また、変化が激しい現代の経営環境のもとでは「市場動向、顧客、技術革新」を視点とする大胆な経営戦略が提唱されてもいます。なのにSWOT分析は、現状をプリントするだけになりがちで変化を見逃す危険が指摘されます。さらに、表面的に言葉を並べればそれらしく見えることから資料作成すること自体が目的になる危険をはらみます。形式重視で、内容が手堅すぎ、文字数ばかり多い、行政や金融機関が好みそうな書類作業だと皮肉まじりに言う人もいます。

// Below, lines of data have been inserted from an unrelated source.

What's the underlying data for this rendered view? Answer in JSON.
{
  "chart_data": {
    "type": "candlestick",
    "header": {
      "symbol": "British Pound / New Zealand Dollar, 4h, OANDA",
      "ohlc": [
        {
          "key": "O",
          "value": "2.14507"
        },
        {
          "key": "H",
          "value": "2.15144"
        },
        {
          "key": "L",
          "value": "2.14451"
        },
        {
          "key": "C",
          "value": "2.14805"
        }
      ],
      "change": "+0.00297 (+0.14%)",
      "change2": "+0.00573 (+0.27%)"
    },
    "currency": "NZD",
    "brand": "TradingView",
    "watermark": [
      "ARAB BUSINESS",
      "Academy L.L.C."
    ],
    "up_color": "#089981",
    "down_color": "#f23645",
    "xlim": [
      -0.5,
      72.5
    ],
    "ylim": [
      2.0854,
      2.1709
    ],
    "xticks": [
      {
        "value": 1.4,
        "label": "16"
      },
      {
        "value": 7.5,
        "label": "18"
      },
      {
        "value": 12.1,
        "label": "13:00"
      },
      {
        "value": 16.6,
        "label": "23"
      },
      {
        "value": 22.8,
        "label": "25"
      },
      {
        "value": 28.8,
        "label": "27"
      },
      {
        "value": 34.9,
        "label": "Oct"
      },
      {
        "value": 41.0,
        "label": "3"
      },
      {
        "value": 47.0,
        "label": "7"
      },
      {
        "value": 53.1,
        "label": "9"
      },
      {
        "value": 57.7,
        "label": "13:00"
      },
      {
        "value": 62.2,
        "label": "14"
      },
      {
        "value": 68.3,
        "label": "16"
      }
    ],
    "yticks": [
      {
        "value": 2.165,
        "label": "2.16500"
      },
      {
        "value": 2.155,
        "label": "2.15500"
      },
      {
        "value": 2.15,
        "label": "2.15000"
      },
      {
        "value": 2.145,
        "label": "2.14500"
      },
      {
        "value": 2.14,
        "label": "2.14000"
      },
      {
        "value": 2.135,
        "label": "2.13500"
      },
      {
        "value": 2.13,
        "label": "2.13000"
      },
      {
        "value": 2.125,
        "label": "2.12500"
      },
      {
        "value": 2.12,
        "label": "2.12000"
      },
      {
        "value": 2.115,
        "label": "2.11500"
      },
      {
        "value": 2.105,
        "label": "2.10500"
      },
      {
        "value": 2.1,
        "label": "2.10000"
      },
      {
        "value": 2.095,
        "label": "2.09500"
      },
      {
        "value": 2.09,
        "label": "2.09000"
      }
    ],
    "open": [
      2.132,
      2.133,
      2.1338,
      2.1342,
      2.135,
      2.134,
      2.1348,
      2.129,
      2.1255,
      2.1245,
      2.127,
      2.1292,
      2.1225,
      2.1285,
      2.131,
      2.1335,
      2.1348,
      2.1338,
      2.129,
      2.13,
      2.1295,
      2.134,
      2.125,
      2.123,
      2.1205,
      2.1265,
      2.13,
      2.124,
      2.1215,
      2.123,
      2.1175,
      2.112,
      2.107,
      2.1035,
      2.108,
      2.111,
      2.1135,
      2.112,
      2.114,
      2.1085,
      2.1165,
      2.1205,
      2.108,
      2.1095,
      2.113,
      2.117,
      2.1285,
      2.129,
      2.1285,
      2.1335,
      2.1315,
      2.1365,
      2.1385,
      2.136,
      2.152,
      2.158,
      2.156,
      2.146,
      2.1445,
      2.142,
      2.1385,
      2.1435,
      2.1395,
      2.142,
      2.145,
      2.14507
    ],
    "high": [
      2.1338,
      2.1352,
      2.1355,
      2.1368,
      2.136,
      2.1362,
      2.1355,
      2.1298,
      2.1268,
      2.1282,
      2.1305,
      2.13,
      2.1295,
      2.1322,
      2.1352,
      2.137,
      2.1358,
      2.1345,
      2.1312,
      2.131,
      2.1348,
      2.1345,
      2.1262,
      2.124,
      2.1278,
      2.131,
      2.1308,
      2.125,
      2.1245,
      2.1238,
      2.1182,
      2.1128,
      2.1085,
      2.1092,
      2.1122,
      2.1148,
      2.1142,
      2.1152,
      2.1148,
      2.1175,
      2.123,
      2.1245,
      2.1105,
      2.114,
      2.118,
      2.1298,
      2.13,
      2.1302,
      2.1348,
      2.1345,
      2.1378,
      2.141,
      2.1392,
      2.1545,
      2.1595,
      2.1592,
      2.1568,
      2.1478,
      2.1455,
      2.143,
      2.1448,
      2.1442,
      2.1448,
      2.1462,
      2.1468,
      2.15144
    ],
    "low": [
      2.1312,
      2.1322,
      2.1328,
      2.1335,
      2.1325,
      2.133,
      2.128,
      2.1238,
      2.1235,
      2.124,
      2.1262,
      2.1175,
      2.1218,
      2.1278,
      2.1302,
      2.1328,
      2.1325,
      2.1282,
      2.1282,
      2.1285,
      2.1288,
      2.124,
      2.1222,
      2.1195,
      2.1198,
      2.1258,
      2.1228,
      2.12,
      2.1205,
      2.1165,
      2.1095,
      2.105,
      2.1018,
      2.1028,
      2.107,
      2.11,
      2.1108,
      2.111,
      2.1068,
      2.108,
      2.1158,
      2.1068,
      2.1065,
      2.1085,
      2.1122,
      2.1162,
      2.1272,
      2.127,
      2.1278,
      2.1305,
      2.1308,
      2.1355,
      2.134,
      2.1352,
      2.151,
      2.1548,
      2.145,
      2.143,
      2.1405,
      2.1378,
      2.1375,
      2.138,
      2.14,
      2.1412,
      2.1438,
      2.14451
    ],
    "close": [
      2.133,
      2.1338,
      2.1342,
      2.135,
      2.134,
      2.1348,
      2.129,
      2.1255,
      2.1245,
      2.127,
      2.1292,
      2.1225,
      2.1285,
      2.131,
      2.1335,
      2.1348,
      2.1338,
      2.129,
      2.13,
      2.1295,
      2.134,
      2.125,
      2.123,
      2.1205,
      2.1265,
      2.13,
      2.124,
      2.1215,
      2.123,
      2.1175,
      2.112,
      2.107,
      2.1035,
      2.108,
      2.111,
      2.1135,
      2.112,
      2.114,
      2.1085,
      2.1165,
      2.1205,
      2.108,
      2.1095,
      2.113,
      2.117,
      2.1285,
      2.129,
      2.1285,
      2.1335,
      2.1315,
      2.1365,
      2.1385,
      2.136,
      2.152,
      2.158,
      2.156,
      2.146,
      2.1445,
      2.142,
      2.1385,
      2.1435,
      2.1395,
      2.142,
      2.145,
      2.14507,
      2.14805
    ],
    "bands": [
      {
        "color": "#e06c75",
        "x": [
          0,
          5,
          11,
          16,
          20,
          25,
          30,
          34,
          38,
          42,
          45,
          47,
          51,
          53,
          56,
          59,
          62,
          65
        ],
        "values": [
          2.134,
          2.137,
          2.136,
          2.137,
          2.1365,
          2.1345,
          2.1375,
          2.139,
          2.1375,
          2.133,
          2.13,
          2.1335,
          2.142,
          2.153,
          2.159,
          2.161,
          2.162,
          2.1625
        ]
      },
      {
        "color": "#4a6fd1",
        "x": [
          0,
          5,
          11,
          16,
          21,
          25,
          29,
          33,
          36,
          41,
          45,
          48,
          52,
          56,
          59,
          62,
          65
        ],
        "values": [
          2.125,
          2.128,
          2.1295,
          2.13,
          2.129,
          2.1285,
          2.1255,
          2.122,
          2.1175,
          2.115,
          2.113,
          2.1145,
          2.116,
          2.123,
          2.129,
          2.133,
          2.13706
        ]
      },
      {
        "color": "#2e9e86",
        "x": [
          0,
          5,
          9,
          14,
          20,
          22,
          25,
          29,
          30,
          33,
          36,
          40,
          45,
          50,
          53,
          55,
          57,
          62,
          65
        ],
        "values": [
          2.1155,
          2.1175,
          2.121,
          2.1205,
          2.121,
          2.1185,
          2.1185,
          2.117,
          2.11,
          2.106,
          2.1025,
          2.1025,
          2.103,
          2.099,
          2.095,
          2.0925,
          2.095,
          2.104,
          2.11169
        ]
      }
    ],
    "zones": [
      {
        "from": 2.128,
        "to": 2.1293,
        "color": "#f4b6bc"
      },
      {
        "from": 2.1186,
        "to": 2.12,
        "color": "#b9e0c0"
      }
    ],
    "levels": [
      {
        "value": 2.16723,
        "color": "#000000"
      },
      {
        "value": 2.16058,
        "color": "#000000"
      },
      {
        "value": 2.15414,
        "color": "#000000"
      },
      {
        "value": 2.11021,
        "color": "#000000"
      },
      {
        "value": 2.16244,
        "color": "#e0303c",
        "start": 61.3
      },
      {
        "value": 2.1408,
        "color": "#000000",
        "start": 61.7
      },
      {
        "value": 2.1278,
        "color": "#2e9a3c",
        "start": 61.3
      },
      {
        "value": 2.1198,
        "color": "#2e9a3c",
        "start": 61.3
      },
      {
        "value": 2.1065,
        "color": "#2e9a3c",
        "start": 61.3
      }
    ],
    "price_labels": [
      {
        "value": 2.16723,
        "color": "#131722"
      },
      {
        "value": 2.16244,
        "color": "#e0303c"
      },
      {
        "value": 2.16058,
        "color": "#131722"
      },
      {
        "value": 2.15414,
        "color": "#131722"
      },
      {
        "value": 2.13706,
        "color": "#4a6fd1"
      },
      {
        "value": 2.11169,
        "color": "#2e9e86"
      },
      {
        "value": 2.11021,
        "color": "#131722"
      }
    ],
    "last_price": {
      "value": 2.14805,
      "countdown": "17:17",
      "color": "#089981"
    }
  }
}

しかしながら、多くの企業にとってはSWOT分析の意義は失われていないと感じます。業種や社歴によっては経営環境は現実として固定的です。大胆な経営の変革は理想ですが、既存の経営維持も重要です。少なくとも既存事業に対してはこの方法が相応しいわけです。SWOT分析は、経営者や社員がわが社を見る眼が養われることを実感できます。また、そのわかりやすさが対外的な(行政や金融機関等への)説明の際に威力を発揮します。うまく活用することにより様々な面で効果があると考えます。今回紹介する書籍は、SWOT分析を行ときの実務要領が満載です。その中から私が勝手に選んだ点を2つだけ紹介します。
ひとつめは、「TOWS」の順番で分析すべきと提示している点です。脅威・機会を最初に念入りに検討することは経営環境変化に気付くチャンスになり、独りよがりな強みが先行したり、弱みに苛立ったりすることが防げるそうです。確かにそうで、SWOTの順に分析すると脅威を検討するころには力尽きておざなりになりがちで、その結果として説得力に欠ける経営戦略になる恐れがあります。外部環境については、本書に示されている5FやPESTの観点で深く掘り下げることは価値があります。
ふたつめは、本書は分析観点の記載が親切・豊富で実務的に助かるところです。抽象的で観念的なとらえ方を戒めるためでしょう、多すぎるくらいの文字数で具体的な事例を示しているところが実用的です。
「SWOT分析って、やらないといけないのでしょうか?」という問いに対する答えは「漫然と行うべきではなく、目的を定め、効果と限界を見極め、関連する他のフレームワークも使いながら行う」と考えるべきでしょう。そのときに参考になるのが本書だと思います。